I’m rather shocked by how ignorant the inhabitants of coal country are about their plight. I’ve been reading all these people blaming Obama, apparently completely unaware of the very easy-to-understand economic forces which are having the biggest impact on their economy. You’d think that people would have the most rudimentary understanding of the issues that control their lives at least, just so they can at least have a vaguely relevant response to change. I guess on some level they do understand the forces, but that they’re beyond their ability to address, so thus the denial. Other narratives become appealing, as they give a false hope of control. I suppose it doesn’t help that they’re being screwed over by the same economic forces that Republicans have brainwashed people into accepting, so it’s another thing to be in denial about.

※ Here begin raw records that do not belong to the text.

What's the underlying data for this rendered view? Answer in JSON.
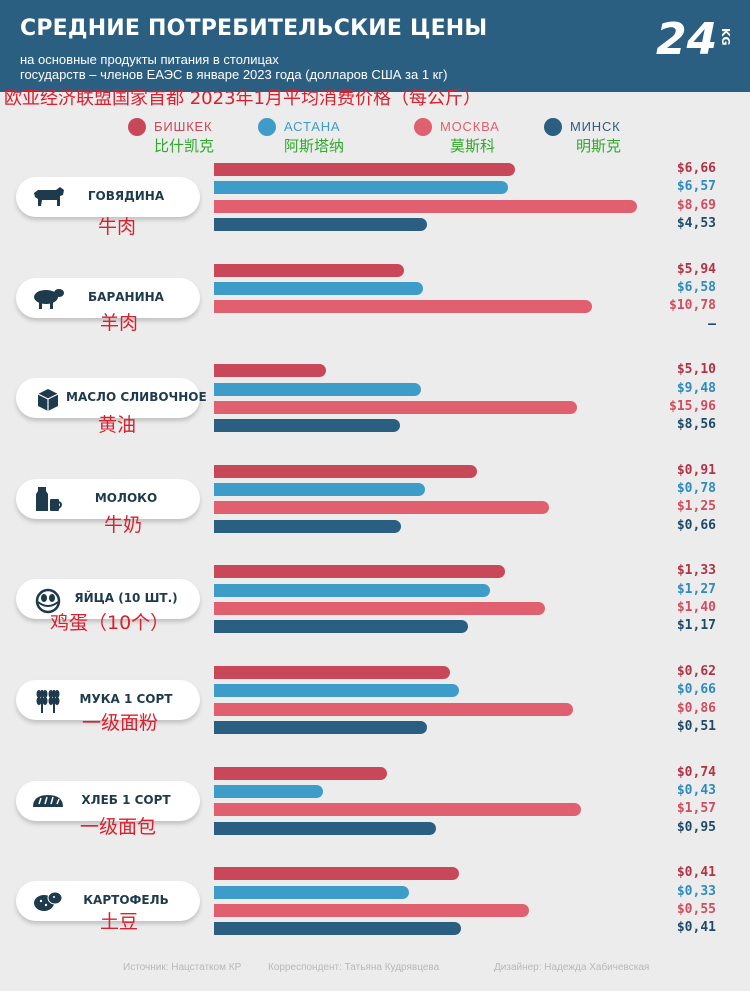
{
  "header": {
    "title": "СРЕДНИЕ ПОТРЕБИТЕЛЬСКИЕ ЦЕНЫ",
    "subtitle_line1": "на основные продукты питания в столицах",
    "subtitle_line2": "государств – членов ЕАЭС в январе 2023 года (долларов США за 1 кг)",
    "logo_text": "24",
    "logo_sub": "KG",
    "chinese_title": "欧亚经济联盟国家首都 2023年1月平均消费价格（每公斤）"
  },
  "colors": {
    "header": "#2b5f82",
    "background": "#ececec",
    "bishkek": "#c8485a",
    "astana": "#3e9cc9",
    "moskva": "#e06070",
    "minsk": "#2b5f82",
    "chinese_text": "#d9202e",
    "chinese_legend": "#2fa82c"
  },
  "legend": [
    {
      "label": "БИШКЕК",
      "cn": "比什凯克",
      "color": "#c8485a"
    },
    {
      "label": "АСТАНА",
      "cn": "阿斯塔纳",
      "color": "#3e9cc9"
    },
    {
      "label": "МОСКВА",
      "cn": "莫斯科",
      "color": "#e06070"
    },
    {
      "label": "МИНСК",
      "cn": "明斯克",
      "color": "#2b5f82"
    }
  ],
  "chart_data": {
    "type": "bar",
    "orientation": "horizontal",
    "title": "СРЕДНИЕ ПОТРЕБИТЕЛЬСКИЕ ЦЕНЫ",
    "series_names": [
      "БИШКЕК",
      "АСТАНА",
      "МОСКВА",
      "МИНСК"
    ],
    "categories": [
      {
        "label": "ГОВЯДИНА",
        "cn": "牛肉",
        "icon": "cow-icon",
        "values": [
          6.66,
          6.57,
          8.69,
          4.53
        ],
        "labels": [
          "$6,66",
          "$6,57",
          "$8,69",
          "$4,53"
        ],
        "fill": [
          0.706,
          0.69,
          0.994,
          0.5
        ]
      },
      {
        "label": "БАРАНИНА",
        "cn": "羊肉",
        "icon": "sheep-icon",
        "values": [
          5.94,
          6.58,
          10.78,
          null
        ],
        "labels": [
          "$5,94",
          "$6,58",
          "$10,78",
          "–"
        ],
        "fill": [
          0.447,
          0.49,
          0.887,
          0
        ]
      },
      {
        "label": "МАСЛО СЛИВОЧНОЕ",
        "cn": "黄油",
        "icon": "butter-icon",
        "values": [
          5.1,
          9.48,
          15.96,
          8.56
        ],
        "labels": [
          "$5,10",
          "$9,48",
          "$15,96",
          "$8,56"
        ],
        "fill": [
          0.264,
          0.486,
          0.851,
          0.436
        ]
      },
      {
        "label": "МОЛОКО",
        "cn": "牛奶",
        "icon": "milk-icon",
        "values": [
          0.91,
          0.78,
          1.25,
          0.66
        ],
        "labels": [
          "$0,91",
          "$0,78",
          "$1,25",
          "$0,66"
        ],
        "fill": [
          0.617,
          0.495,
          0.787,
          0.44
        ]
      },
      {
        "label": "ЯЙЦА (10 ШТ.)",
        "cn": "鸡蛋（10个）",
        "icon": "eggs-icon",
        "values": [
          1.33,
          1.27,
          1.4,
          1.17
        ],
        "labels": [
          "$1,33",
          "$1,27",
          "$1,40",
          "$1,17"
        ],
        "fill": [
          0.684,
          0.649,
          0.777,
          0.596
        ]
      },
      {
        "label": "МУКА 1 СОРТ",
        "cn": "一级面粉",
        "icon": "wheat-icon",
        "values": [
          0.62,
          0.66,
          0.86,
          0.51
        ],
        "labels": [
          "$0,62",
          "$0,66",
          "$0,86",
          "$0,51"
        ],
        "fill": [
          0.553,
          0.574,
          0.842,
          0.5
        ]
      },
      {
        "label": "ХЛЕБ 1 СОРТ",
        "cn": "一级面包",
        "icon": "bread-icon",
        "values": [
          0.74,
          0.43,
          1.57,
          0.95
        ],
        "labels": [
          "$0,74",
          "$0,43",
          "$1,57",
          "$0,95"
        ],
        "fill": [
          0.406,
          0.255,
          0.862,
          0.521
        ]
      },
      {
        "label": "КАРТОФЕЛЬ",
        "cn": "土豆",
        "icon": "potato-icon",
        "values": [
          0.41,
          0.33,
          0.55,
          0.41
        ],
        "labels": [
          "$0,41",
          "$0,33",
          "$0,55",
          "$0,41"
        ],
        "fill": [
          0.574,
          0.457,
          0.74,
          0.579
        ]
      }
    ]
  },
  "footer": {
    "source": "Источник: Нацстатком КР",
    "correspondent": "Корреспондент: Татьяна Кудрявцева",
    "designer": "Дизайнер: Надежда Хабичевская"
  }
}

Manufacturing is somewhat more complicated by people telling outright lies, e.g. “America doesn’t make stuff anymore.” People don’t realize that the US makes twice as much stuff as it did when it had peak employment in manufacturing. Also, there’s no hard reason for that to be the case - Germany, for instance, has laws about automation that means when it automates, no jobs are lost, which has meant that workers have themselves often been the ones proposing automation and it’s increased their productivity while keeping employment high. The people who want their manufacturing jobs “back” are often the same ones skeptical of the kinds of regulations that would have kept the jobs in the first place…
I’m rather shocked by how ignorant the inhabitants of coal country are about their plight.
I actually give them a bit of a pass. Who shocks me are the legislators. If they cared one whit about their citizens or the future of their state, they would begin to address the fundamental issues (not that I know even how that would be done). But they just keep telling folks “we’ll get coal back!” and they keep getting elected.
But to be honest, even this shouldn’t be surprising. Look, for example, at who West Virginia just elected as Governor: Jim Justice, richest man in WV.
His money came from coal, of course.
Who shocks me are the legislators.
Now, that doesn’t shock me. Shameless demagoguery sadly works for politicians, as we’ve seen. Addressing the issues in a reality-based way seems like a sure way of preventing yourself from getting elected when the population isn’t educated about the issues. And, as your example shows, politicians who don’t care about their states or their citizens have sadly never been rare.